For the second half of September, I’m putting my Mental Jukebox into a time machine, featuring the best songs on the best albums from the very best years of music. #70sThrough90sBestAlbum
In 1997, there was a New York City club called Au Bar that my crew frequented quite a bit. When I say “frequented”, I mean going Wednesday, Thursday, Friday and Saturday night within one week wasn’t exactly unheard of. We were young. We wanted action. And we devoured up all the music. Daft Punk played a big, big part of that. The debut album introduced us to French house, a genre that most of us didn’t know even existed. It was the soundtrack for our nights for the next couple of years until we all settled down and got girlfriends. One of those tracks was “Da Funk”.

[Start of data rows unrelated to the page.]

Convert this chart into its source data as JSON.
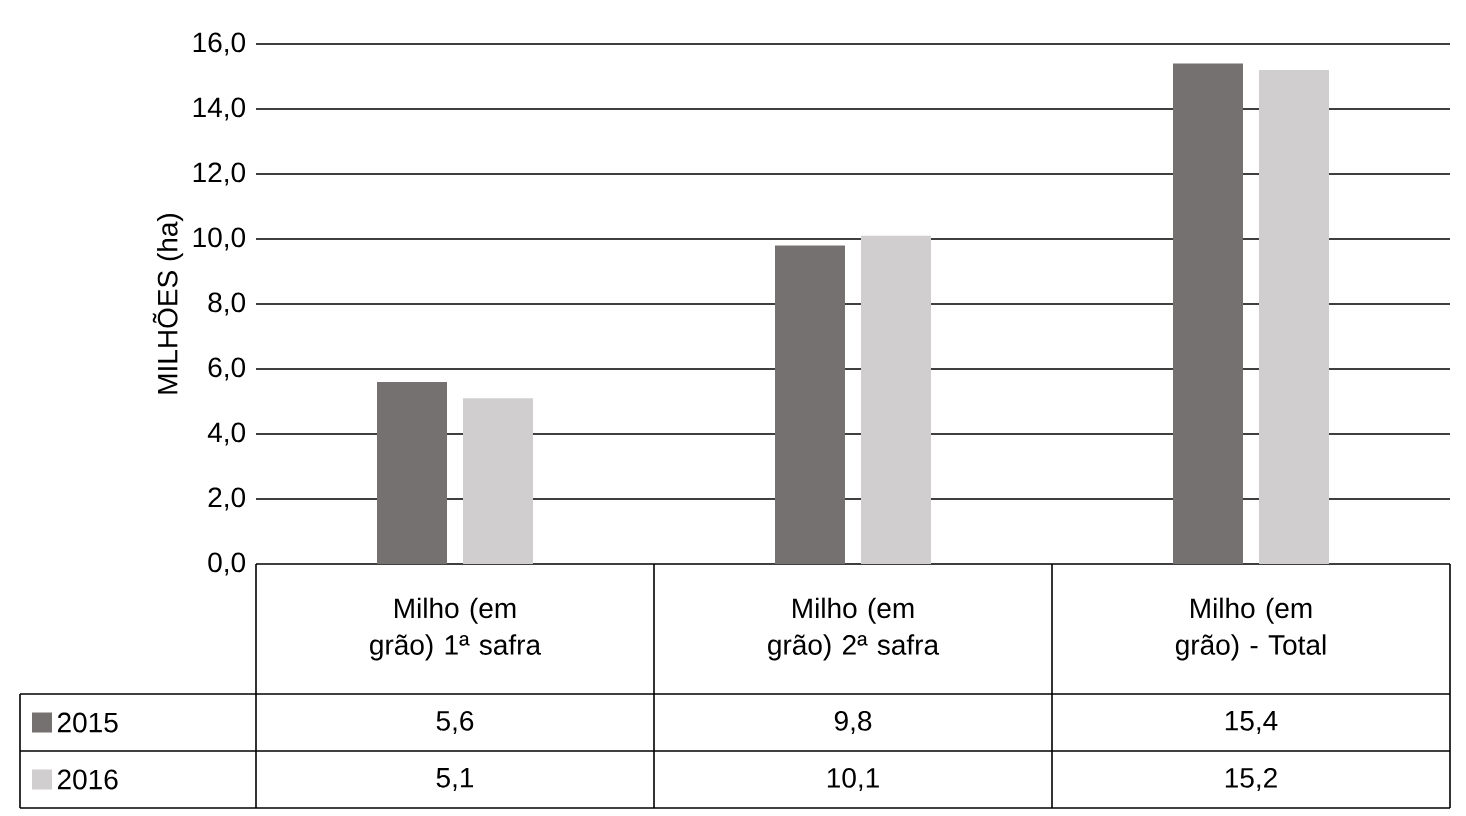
{
  "chart_data": {
    "type": "bar",
    "ylabel": "MILHÕES  (ha)",
    "categories": [
      "Milho (em grão) 1ª safra",
      "Milho (em grão) 2ª safra",
      "Milho (em grão) - Total"
    ],
    "series": [
      {
        "name": "2015",
        "color": "#767171",
        "values": [
          5.6,
          9.8,
          15.4
        ],
        "value_labels": [
          "5,6",
          "9,8",
          "15,4"
        ]
      },
      {
        "name": "2016",
        "color": "#d0cece",
        "values": [
          5.1,
          10.1,
          15.2
        ],
        "value_labels": [
          "5,1",
          "10,1",
          "15,2"
        ]
      }
    ],
    "ylim": [
      0,
      16
    ],
    "yticks": [
      {
        "value": 0,
        "label": "0,0"
      },
      {
        "value": 2,
        "label": "2,0"
      },
      {
        "value": 4,
        "label": "4,0"
      },
      {
        "value": 6,
        "label": "6,0"
      },
      {
        "value": 8,
        "label": "8,0"
      },
      {
        "value": 10,
        "label": "10,0"
      },
      {
        "value": 12,
        "label": "12,0"
      },
      {
        "value": 14,
        "label": "14,0"
      },
      {
        "value": 16,
        "label": "16,0"
      }
    ],
    "grid": "y",
    "legend": "bottom"
  }
}
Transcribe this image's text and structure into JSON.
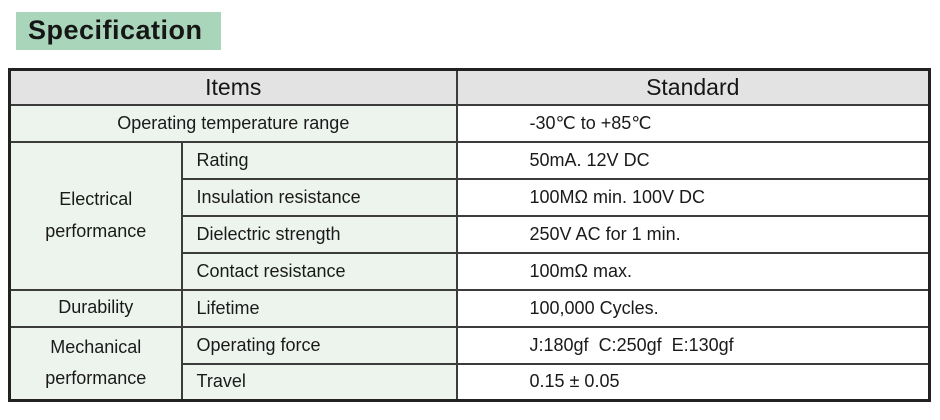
{
  "title": "Specification",
  "colors": {
    "title_bg": "#a9d6ba",
    "header_bg": "#e3e3e3",
    "items_bg": "#edf4ee",
    "standard_bg": "#ffffff",
    "border": "#3c3c3c",
    "text": "#1a1a1a"
  },
  "spec_table": {
    "header": {
      "items": "Items",
      "standard": "Standard"
    },
    "rows": {
      "operating_temperature": {
        "label": "Operating temperature range",
        "standard": "-30℃ to +85℃"
      },
      "electrical": {
        "group": "Electrical performance",
        "rating": {
          "item": "Rating",
          "standard": "50mA. 12V DC"
        },
        "insulation": {
          "item": "Insulation resistance",
          "standard": "100MΩ min. 100V DC"
        },
        "dielectric": {
          "item": "Dielectric strength",
          "standard": "250V AC for 1 min."
        },
        "contact": {
          "item": "Contact resistance",
          "standard": "100mΩ max."
        }
      },
      "durability": {
        "group": "Durability",
        "lifetime": {
          "item": "Lifetime",
          "standard": "100,000 Cycles."
        }
      },
      "mechanical": {
        "group": "Mechanical performance",
        "operating_force": {
          "item": "Operating force",
          "standard": "J:180gf  C:250gf  E:130gf"
        },
        "travel": {
          "item": "Travel",
          "standard": "0.15 ± 0.05"
        }
      }
    }
  }
}
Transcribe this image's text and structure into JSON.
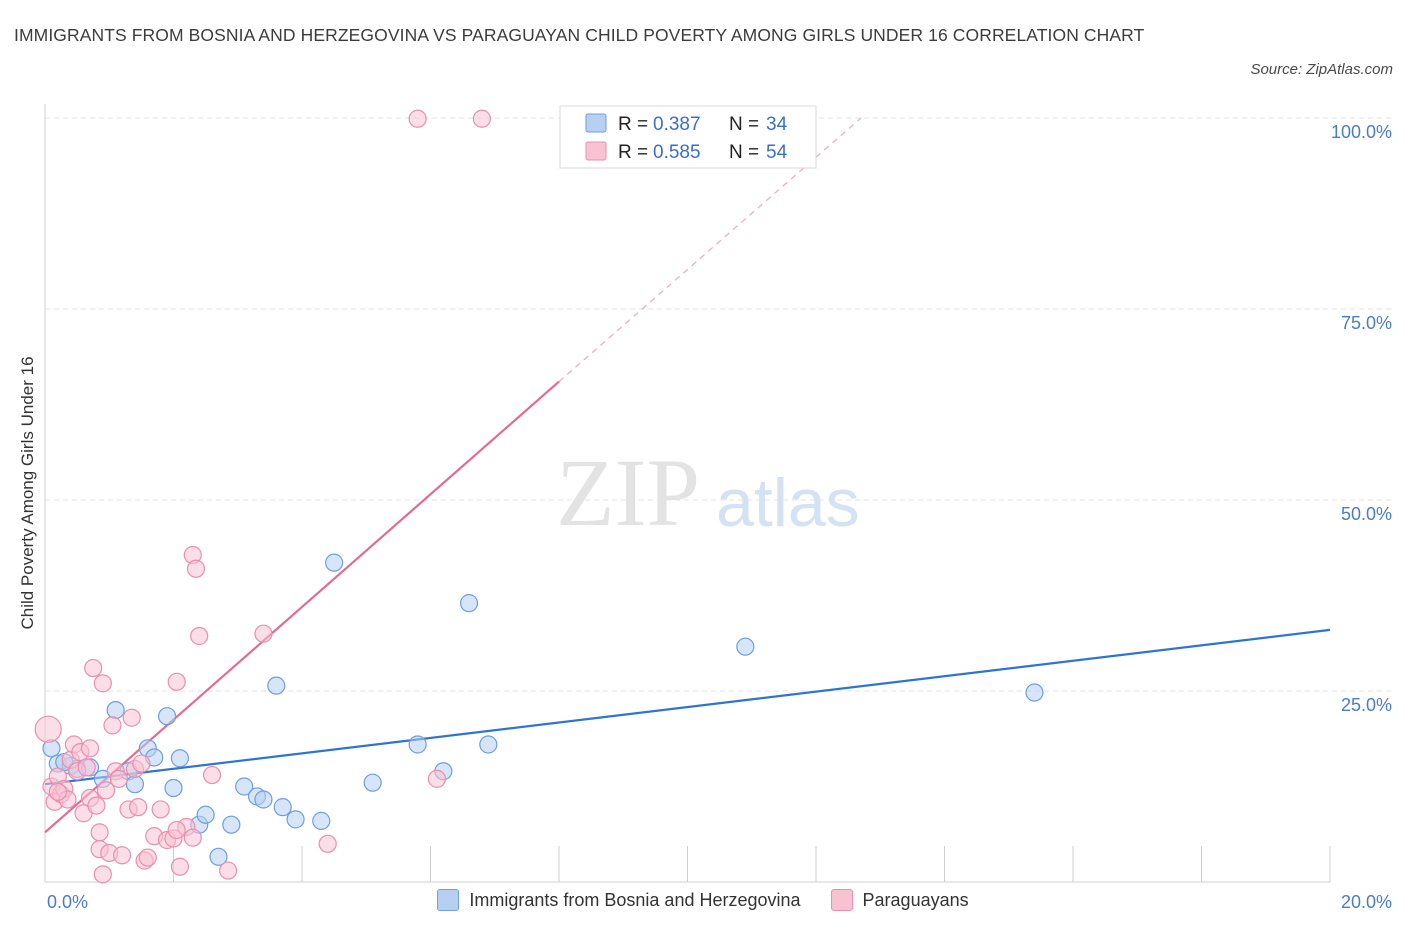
{
  "title": "IMMIGRANTS FROM BOSNIA AND HERZEGOVINA VS PARAGUAYAN CHILD POVERTY AMONG GIRLS UNDER 16 CORRELATION CHART",
  "source": "Source: ZipAtlas.com",
  "watermark": {
    "zip": "ZIP",
    "atlas": "atlas"
  },
  "colors": {
    "blue_fill": "#b7d0f2",
    "blue_stroke": "#6f9fdc",
    "blue_line": "#2f74d0",
    "pink_fill": "#f7c3d3",
    "pink_stroke": "#ea8fae",
    "pink_line": "#e56a93",
    "tick_text": "#4a7cc9",
    "grid": "#dfe3e8"
  },
  "stats": [
    {
      "r_label": "R =",
      "r_value": "0.387",
      "n_label": "N =",
      "n_value": "34"
    },
    {
      "r_label": "R =",
      "r_value": "0.585",
      "n_label": "N =",
      "n_value": "54"
    }
  ],
  "chart_data": {
    "type": "scatter",
    "title": "IMMIGRANTS FROM BOSNIA AND HERZEGOVINA VS PARAGUAYAN CHILD POVERTY AMONG GIRLS UNDER 16 CORRELATION CHART",
    "xlabel": "",
    "ylabel": "Child Poverty Among Girls Under 16",
    "xlim": [
      0,
      20
    ],
    "ylim": [
      0,
      100
    ],
    "x_ticks": [
      {
        "value": 0,
        "label": "0.0%"
      },
      {
        "value": 20,
        "label": "20.0%"
      }
    ],
    "y_ticks": [
      {
        "value": 25,
        "label": "25.0%"
      },
      {
        "value": 50,
        "label": "50.0%"
      },
      {
        "value": 75,
        "label": "75.0%"
      },
      {
        "value": 100,
        "label": "100.0%"
      }
    ],
    "grid": true,
    "legend_position": "bottom-center",
    "series": [
      {
        "name": "Immigrants from Bosnia and Herzegovina",
        "color": "#b7d0f2",
        "trend": {
          "x0": 0,
          "y0": 12.8,
          "x1": 20,
          "y1": 33.0,
          "dashed_to": null
        },
        "points": [
          [
            0.1,
            17.5
          ],
          [
            0.2,
            15.5
          ],
          [
            0.4,
            15.2
          ],
          [
            0.5,
            14.8
          ],
          [
            0.7,
            15.0
          ],
          [
            0.9,
            13.5
          ],
          [
            1.1,
            22.5
          ],
          [
            1.3,
            14.5
          ],
          [
            1.4,
            12.8
          ],
          [
            1.6,
            17.5
          ],
          [
            1.7,
            16.3
          ],
          [
            1.9,
            21.7
          ],
          [
            2.0,
            12.3
          ],
          [
            2.1,
            16.2
          ],
          [
            2.4,
            7.5
          ],
          [
            2.5,
            8.8
          ],
          [
            2.7,
            3.3
          ],
          [
            2.9,
            7.5
          ],
          [
            3.1,
            12.5
          ],
          [
            3.3,
            11.2
          ],
          [
            3.4,
            10.8
          ],
          [
            3.6,
            25.7
          ],
          [
            3.7,
            9.8
          ],
          [
            3.9,
            8.2
          ],
          [
            4.3,
            8.0
          ],
          [
            4.5,
            41.8
          ],
          [
            5.1,
            13.0
          ],
          [
            5.8,
            18.0
          ],
          [
            6.2,
            14.5
          ],
          [
            6.6,
            36.5
          ],
          [
            6.9,
            18.0
          ],
          [
            10.9,
            30.8
          ],
          [
            15.4,
            24.8
          ],
          [
            0.3,
            15.7
          ]
        ]
      },
      {
        "name": "Paraguayans",
        "color": "#f7c3d3",
        "trend": {
          "x0": 0,
          "y0": 6.5,
          "x1": 8.0,
          "y1": 65.5,
          "dashed_to": {
            "x": 12.7,
            "y": 100
          }
        },
        "points": [
          [
            0.05,
            20.0
          ],
          [
            0.1,
            12.5
          ],
          [
            0.15,
            10.5
          ],
          [
            0.2,
            13.8
          ],
          [
            0.25,
            11.5
          ],
          [
            0.3,
            12.2
          ],
          [
            0.35,
            10.8
          ],
          [
            0.4,
            16.0
          ],
          [
            0.45,
            18.0
          ],
          [
            0.5,
            14.5
          ],
          [
            0.55,
            17.0
          ],
          [
            0.6,
            9.0
          ],
          [
            0.65,
            15.0
          ],
          [
            0.7,
            17.5
          ],
          [
            0.75,
            28.0
          ],
          [
            0.7,
            11.0
          ],
          [
            0.8,
            10.0
          ],
          [
            0.85,
            6.5
          ],
          [
            0.85,
            4.3
          ],
          [
            0.9,
            26.0
          ],
          [
            0.95,
            12.0
          ],
          [
            1.0,
            3.8
          ],
          [
            1.05,
            20.5
          ],
          [
            1.1,
            14.5
          ],
          [
            1.15,
            13.5
          ],
          [
            1.2,
            3.5
          ],
          [
            1.3,
            9.5
          ],
          [
            1.35,
            21.5
          ],
          [
            1.4,
            14.8
          ],
          [
            1.45,
            9.8
          ],
          [
            1.5,
            15.5
          ],
          [
            1.55,
            2.8
          ],
          [
            1.6,
            3.2
          ],
          [
            1.7,
            6.0
          ],
          [
            1.8,
            9.5
          ],
          [
            1.9,
            5.5
          ],
          [
            2.0,
            5.7
          ],
          [
            2.05,
            26.2
          ],
          [
            2.1,
            2.0
          ],
          [
            2.2,
            7.2
          ],
          [
            2.3,
            5.8
          ],
          [
            2.3,
            42.8
          ],
          [
            2.35,
            41.0
          ],
          [
            2.4,
            32.2
          ],
          [
            2.6,
            14.0
          ],
          [
            2.85,
            1.5
          ],
          [
            3.4,
            32.5
          ],
          [
            4.4,
            5.0
          ],
          [
            6.1,
            13.5
          ],
          [
            5.8,
            99.9
          ],
          [
            6.8,
            99.9
          ],
          [
            0.2,
            11.8
          ],
          [
            0.9,
            1.0
          ],
          [
            2.05,
            6.8
          ]
        ]
      }
    ]
  }
}
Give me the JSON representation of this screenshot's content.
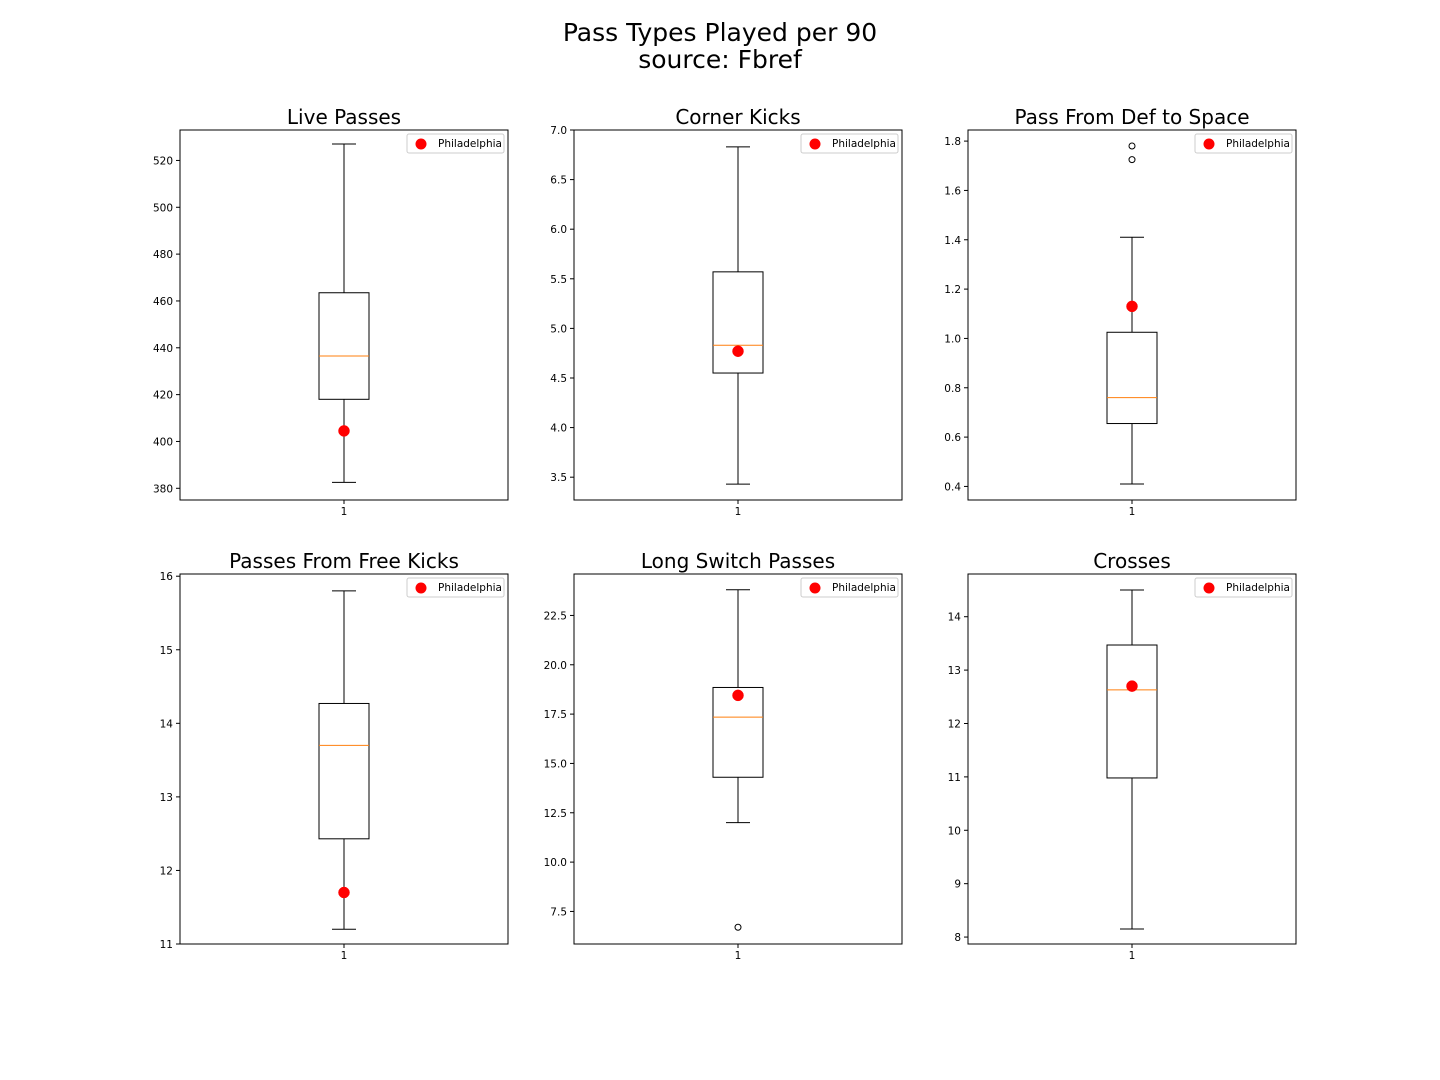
{
  "figure": {
    "title_line1": "Pass Types Played per 90",
    "title_line2": "source: Fbref"
  },
  "colors": {
    "box": "#000000",
    "median": "#ff7f0e",
    "highlight": "#ff0000",
    "legend_border": "#cccccc"
  },
  "chart_data": [
    {
      "type": "box",
      "title": "Live Passes",
      "xtick": "1",
      "yticks": [
        380,
        400,
        420,
        440,
        460,
        480,
        500,
        520
      ],
      "ylim": [
        375,
        533
      ],
      "box": {
        "whisker_low": 382.5,
        "q1": 418,
        "median": 436.5,
        "q3": 463.5,
        "whisker_high": 527
      },
      "outliers": [],
      "highlight": {
        "label": "Philadelphia",
        "value": 404.5
      },
      "legend": [
        "Philadelphia"
      ]
    },
    {
      "type": "box",
      "title": "Corner Kicks",
      "xtick": "1",
      "yticks": [
        3.5,
        4.0,
        4.5,
        5.0,
        5.5,
        6.0,
        6.5,
        7.0
      ],
      "ytick_labels": [
        "3.5",
        "4.0",
        "4.5",
        "5.0",
        "5.5",
        "6.0",
        "6.5",
        "7.0"
      ],
      "ylim": [
        3.27,
        7.0
      ],
      "box": {
        "whisker_low": 3.43,
        "q1": 4.55,
        "median": 4.83,
        "q3": 5.57,
        "whisker_high": 6.83
      },
      "outliers": [],
      "highlight": {
        "label": "Philadelphia",
        "value": 4.77
      },
      "legend": [
        "Philadelphia"
      ]
    },
    {
      "type": "box",
      "title": "Pass From Def to Space",
      "xtick": "1",
      "yticks": [
        0.4,
        0.6,
        0.8,
        1.0,
        1.2,
        1.4,
        1.6,
        1.8
      ],
      "ytick_labels": [
        "0.4",
        "0.6",
        "0.8",
        "1.0",
        "1.2",
        "1.4",
        "1.6",
        "1.8"
      ],
      "ylim": [
        0.345,
        1.845
      ],
      "box": {
        "whisker_low": 0.41,
        "q1": 0.655,
        "median": 0.76,
        "q3": 1.025,
        "whisker_high": 1.41
      },
      "outliers": [
        1.725,
        1.78
      ],
      "highlight": {
        "label": "Philadelphia",
        "value": 1.13
      },
      "legend": [
        "Philadelphia"
      ]
    },
    {
      "type": "box",
      "title": "Passes From Free Kicks",
      "xtick": "1",
      "yticks": [
        11,
        12,
        13,
        14,
        15,
        16
      ],
      "ylim": [
        11.0,
        16.03
      ],
      "box": {
        "whisker_low": 11.2,
        "q1": 12.43,
        "median": 13.7,
        "q3": 14.27,
        "whisker_high": 15.8
      },
      "outliers": [],
      "highlight": {
        "label": "Philadelphia",
        "value": 11.7
      },
      "legend": [
        "Philadelphia"
      ]
    },
    {
      "type": "box",
      "title": "Long Switch Passes",
      "xtick": "1",
      "yticks": [
        7.5,
        10.0,
        12.5,
        15.0,
        17.5,
        20.0,
        22.5
      ],
      "ytick_labels": [
        "7.5",
        "10.0",
        "12.5",
        "15.0",
        "17.5",
        "20.0",
        "22.5"
      ],
      "ylim": [
        5.85,
        24.6
      ],
      "box": {
        "whisker_low": 12.0,
        "q1": 14.3,
        "median": 17.35,
        "q3": 18.85,
        "whisker_high": 23.8
      },
      "outliers": [
        6.7
      ],
      "highlight": {
        "label": "Philadelphia",
        "value": 18.45
      },
      "legend": [
        "Philadelphia"
      ]
    },
    {
      "type": "box",
      "title": "Crosses",
      "xtick": "1",
      "yticks": [
        8,
        9,
        10,
        11,
        12,
        13,
        14
      ],
      "ylim": [
        7.87,
        14.8
      ],
      "box": {
        "whisker_low": 8.15,
        "q1": 10.98,
        "median": 12.63,
        "q3": 13.47,
        "whisker_high": 14.5
      },
      "outliers": [],
      "highlight": {
        "label": "Philadelphia",
        "value": 12.7
      },
      "legend": [
        "Philadelphia"
      ]
    }
  ]
}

Simple synth hooks. Driving, bass-heavy beats. Electromagnetic treble chords. And not much else. The beauty of “Da Funk” is that it wasn’t overly complex. This minimalist approach had a way of making you feel it so viscerally. And what is music’s job to do than allow you to feel it and experience it. Back at Au Bar, that’s all it was to us. And “Da Funk”, “Around the World”, “One More Time” and countless other Daft Punk tracks served their purpose. But what we didn’t realize was how pioneering the French duo was at the time, and how influential they would become.